I've posted an 8-page analysis of the utlization of the jmJobStateTable
and the jmAttributeTable in:

ftp://ftp.pwg.org/pub/pwg/jmp/contributions/
-rw-r--r-- 1 pwg pwg 34304 May 9 09:35 attr-tab.doc
-rw-r--r-- 1 pwg pwg 48490 May 9 09:36 attr-tab.pdf

in order to attempt to resolve the biggest issues remaining in the
Job Monitorng MIB regarding the redundance between the jmJobStateTable and
the jmAttributeTable and whether we could get rid of the jmJobStateTable and
use just the jmAttributeTable or not.

Harry, Ron, and I discussed the issue over lunch today. Then I wrote this
paper to capture the discussion, but they have not had a chance to review
the paper. If there are mistakes in the paper, they
are mine. Please review the paper to see if my understanding of SNMP
Get and Get Next is correct when used with tables.
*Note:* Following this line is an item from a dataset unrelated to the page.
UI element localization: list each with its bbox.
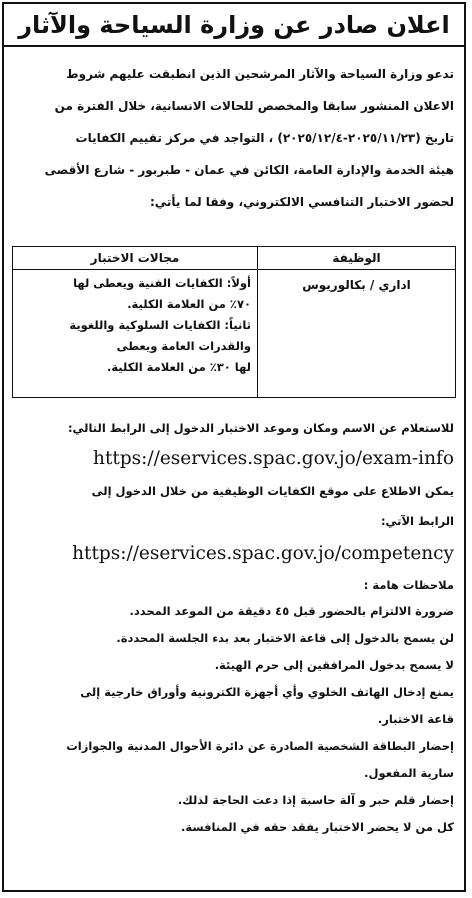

Please send comments on this paper today, Thursday, 5/15, so that we
may consider them during our JMP meeting, tommorrow, Friday, 5/16.

One way to send comments is to use MS-WORD, turn on revision marks,
and may comments directly in the .doc file. If the comments are
sparse, an e-mail will do. The .pdf file has line numbers, so that you
can refer to specific lines in an e-mail mesage, perhaps even cutting
and pasting the relevant paragraph.

The conclusions in the paper are:

The jmJobStateTable is very useful because its lowest order index is
jmJobIndex, so that any number of selected objects can be obtained using
multiple Get Next operations in a single PDU for the *next* job, skipping
over jobs that have been removed from the table. A subsequent PDU can
contain multiple Get operations for any attributes desired using the
returned jmJobIndex value.

If the mandatory attributes are all put into the jmJobStateTable as objects,
and not in the jmAttributeTable as attributes, it is clear by SNMP rules
that all of the mandatory objects shall be instantiated at the same time
when the new job row is put into the jmJobStateTable. Also the persistence
time is clearly separated by which table the information is contained.

The jmAttributeTable only contains conditionally mandatory attributes, no
mandatory attributes, so that the jmAttributeTable itself can be
conditionally mandatory, thereby allowing a very small implementation to
only implement the jmJobStateTable and not the jmAttributeTable.